Buried in the economic theory of comparative advantage is one stark political reality: trade benefits an economy only to the extent it restructures that economy, making it more efficient. Trade reduces the demand for people and capital where they are less productive, and increases the demand for them where they can be more productive. The bigger the gains from trade, the bigger these social dislocations.
But the people who gain the most from trade are not the people who bear the most pain. The gainers tend to be better educated, and have higher incomes to begin with. The losers tend to be worse educated, and have lower incomes to begin with. They are in the jobs that trade makes less valuable, or eliminates altogether. They have the hardest time moving into the better-paying jobs.
The number of Americans who feel they are among the losers - or, more importantly, sense that they could be - is a large portion of the electorate. With an election year coming up, politicians of all stripes are especially sensitive to voter moods.
What to do? Exhortations about the overall benefits of trade are unlikely to be persuasive. If a larger portion of the US public is to become supportive of free trade, they will need better assurances that trade will work to their advantage. At the very least, they will have to be confident that hardships and dislocations will be minimised. There is no easy recipe in this regard, but I offer a few starting points.

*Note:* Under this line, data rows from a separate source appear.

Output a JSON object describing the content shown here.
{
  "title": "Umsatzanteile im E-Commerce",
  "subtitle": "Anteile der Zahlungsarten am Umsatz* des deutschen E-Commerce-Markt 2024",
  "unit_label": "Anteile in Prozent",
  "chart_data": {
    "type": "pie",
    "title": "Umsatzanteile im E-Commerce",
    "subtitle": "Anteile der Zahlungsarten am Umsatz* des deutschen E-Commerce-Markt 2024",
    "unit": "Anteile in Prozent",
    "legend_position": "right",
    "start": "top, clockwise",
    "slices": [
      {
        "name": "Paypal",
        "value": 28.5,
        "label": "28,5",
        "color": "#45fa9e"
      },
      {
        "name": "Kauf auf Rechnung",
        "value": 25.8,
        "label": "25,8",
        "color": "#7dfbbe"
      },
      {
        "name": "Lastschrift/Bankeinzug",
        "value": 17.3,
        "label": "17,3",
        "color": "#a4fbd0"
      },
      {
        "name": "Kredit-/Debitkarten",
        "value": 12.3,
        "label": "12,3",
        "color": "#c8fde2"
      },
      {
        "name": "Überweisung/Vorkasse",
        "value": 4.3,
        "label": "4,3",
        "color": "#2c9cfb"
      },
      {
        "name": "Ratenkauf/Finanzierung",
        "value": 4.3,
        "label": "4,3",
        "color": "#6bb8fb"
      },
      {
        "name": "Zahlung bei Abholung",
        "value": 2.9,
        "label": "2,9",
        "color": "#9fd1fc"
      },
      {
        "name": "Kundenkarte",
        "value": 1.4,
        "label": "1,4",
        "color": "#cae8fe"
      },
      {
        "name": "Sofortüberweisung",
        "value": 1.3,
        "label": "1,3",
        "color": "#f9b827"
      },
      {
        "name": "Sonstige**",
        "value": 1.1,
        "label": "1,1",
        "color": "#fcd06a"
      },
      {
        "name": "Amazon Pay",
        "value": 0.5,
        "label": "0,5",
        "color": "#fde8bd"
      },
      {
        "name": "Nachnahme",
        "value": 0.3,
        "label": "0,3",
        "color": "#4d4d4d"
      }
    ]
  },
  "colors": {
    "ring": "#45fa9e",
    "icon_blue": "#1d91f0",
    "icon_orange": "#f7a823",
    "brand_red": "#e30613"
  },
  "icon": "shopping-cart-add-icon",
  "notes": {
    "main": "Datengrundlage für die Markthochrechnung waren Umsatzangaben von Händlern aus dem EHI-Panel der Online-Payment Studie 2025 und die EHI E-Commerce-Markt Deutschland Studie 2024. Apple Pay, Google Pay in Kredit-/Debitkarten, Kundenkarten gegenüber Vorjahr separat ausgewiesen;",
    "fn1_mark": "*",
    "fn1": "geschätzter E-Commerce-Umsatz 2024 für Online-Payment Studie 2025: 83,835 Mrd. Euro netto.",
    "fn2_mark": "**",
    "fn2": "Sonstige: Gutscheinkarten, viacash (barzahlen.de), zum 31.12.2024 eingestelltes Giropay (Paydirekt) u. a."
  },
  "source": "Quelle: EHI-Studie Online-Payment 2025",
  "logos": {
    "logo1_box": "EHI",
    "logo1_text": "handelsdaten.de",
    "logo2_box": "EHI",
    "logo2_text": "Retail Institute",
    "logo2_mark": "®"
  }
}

First, the US must reduce the financial penalties associated with moving from one job to the next. Unemployment insurance was originally intended as a temporary income support during economic downturns. But it is less relevant today, when most workers who lose their jobs never get them back. Their major problem now is not that they lack income until they find a new job; it is that the new job often pays less than the former one. We should institute "wage insurance" instead. If the new job pays less than the old, public funds would make up a portion of the difference, for a fixed period of time.

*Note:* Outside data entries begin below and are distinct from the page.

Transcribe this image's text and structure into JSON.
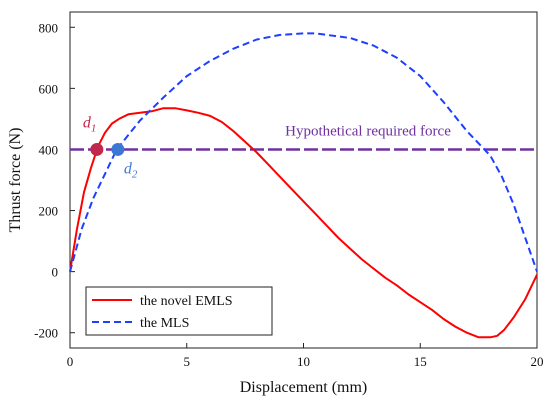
{
  "chart_data": {
    "type": "line",
    "title": "",
    "xlabel": "Displacement (mm)",
    "ylabel": "Thrust force (N)",
    "xlim": [
      0,
      20
    ],
    "ylim": [
      -250,
      850
    ],
    "xticks": [
      0,
      5,
      10,
      15,
      20
    ],
    "yticks": [
      -200,
      0,
      200,
      400,
      600,
      800
    ],
    "grid": false,
    "legend_position": "bottom-left",
    "series": [
      {
        "name": "the novel EMLS",
        "color": "#ff0000",
        "dash": "solid",
        "x": [
          0,
          0.3,
          0.6,
          0.9,
          1.2,
          1.5,
          1.8,
          2.1,
          2.5,
          3.0,
          3.5,
          4.0,
          4.5,
          5.0,
          5.5,
          6.0,
          6.5,
          7.0,
          7.5,
          8.0,
          8.5,
          9.0,
          9.5,
          10.0,
          10.5,
          11.0,
          11.5,
          12.0,
          12.5,
          13.0,
          13.5,
          14.0,
          14.5,
          15.0,
          15.5,
          16.0,
          16.5,
          17.0,
          17.5,
          18.0,
          18.3,
          18.6,
          19.0,
          19.5,
          20.0
        ],
        "y": [
          0,
          140,
          260,
          340,
          410,
          455,
          485,
          500,
          515,
          520,
          525,
          535,
          535,
          528,
          520,
          510,
          490,
          460,
          425,
          390,
          350,
          310,
          270,
          230,
          190,
          150,
          110,
          75,
          40,
          10,
          -20,
          -45,
          -75,
          -100,
          -125,
          -155,
          -180,
          -200,
          -215,
          -215,
          -210,
          -190,
          -150,
          -90,
          -10
        ]
      },
      {
        "name": "the MLS",
        "color": "#1f3fff",
        "dash": "dashed",
        "x": [
          0,
          0.5,
          1.0,
          1.5,
          2.0,
          3.0,
          4.0,
          5.0,
          6.0,
          7.0,
          8.0,
          9.0,
          10.0,
          10.5,
          11.0,
          12.0,
          13.0,
          14.0,
          15.0,
          16.0,
          17.0,
          18.0,
          18.5,
          19.0,
          19.5,
          20.0
        ],
        "y": [
          0,
          140,
          240,
          320,
          400,
          495,
          570,
          640,
          690,
          730,
          760,
          775,
          780,
          780,
          775,
          765,
          740,
          700,
          640,
          555,
          460,
          380,
          310,
          220,
          110,
          0
        ]
      }
    ],
    "reference_line": {
      "y": 400,
      "label": "Hypothetical required force",
      "color": "#7030a0"
    },
    "markers": [
      {
        "label": "d",
        "subscript": "1",
        "x": 1.15,
        "y": 400,
        "color": "#c0284c"
      },
      {
        "label": "d",
        "subscript": "2",
        "x": 2.05,
        "y": 400,
        "color": "#3b78d6"
      }
    ]
  }
}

Second, expand the "escape clause" mechanism under World Trade Organisation rules, so that workers and communities affected by import surges have better defences. Under current WTO rules, aggrieved parties must show that increased imports have caused, or threaten to cause "serious injury" to a domestic industry. The country applying the escape clause must also offer compensation with equivalent concessions in foreign trade. This is a tall order. No one should be surprised that the preferred route has been anti-dumping complaints and countervailing duties, which, because they are unilateral and because "dumping" is almost impossible to define, pose a much greater threat to open trade.
Third, treat trade adjustment as part of a broader social agenda to help ensure that working people stay out of poverty, and are given opportunities of advancement. This agenda would include, among other things, better public schools for children from lower-income families, a larger and more generous Earned Income Tax Credit, a higher minimum wage, and more affordable health care. A comprehensive approach is necessary. Mere job training or "trade adjustment" assistance is not enough.
Finally, the international community should agree to certain common norms of economic behaviour. If Americans were confident that other nations were playing by the same basic rules, some of the present concern would be mollified. By "norms" I do not mean that other nations must pay their workers the same wages as in the US or guarantee them the same working conditions as American workers. Poorer nations cannot and should not be expected to do such things. I am referring to more fundamental and universal standards, such as the rights codified by the International Labor Organisation against slave labour, forced labour, and the right to free association.
For over a century, trade has been an issue of sharp contention. But recent advances in technology have speeded global integration and caused trade to become even more contentious. Trade creates losers, along with an even larger group who fear they may join the losing camp. Unless or until we take their problems seriously, opposition to free trade will grow more intense.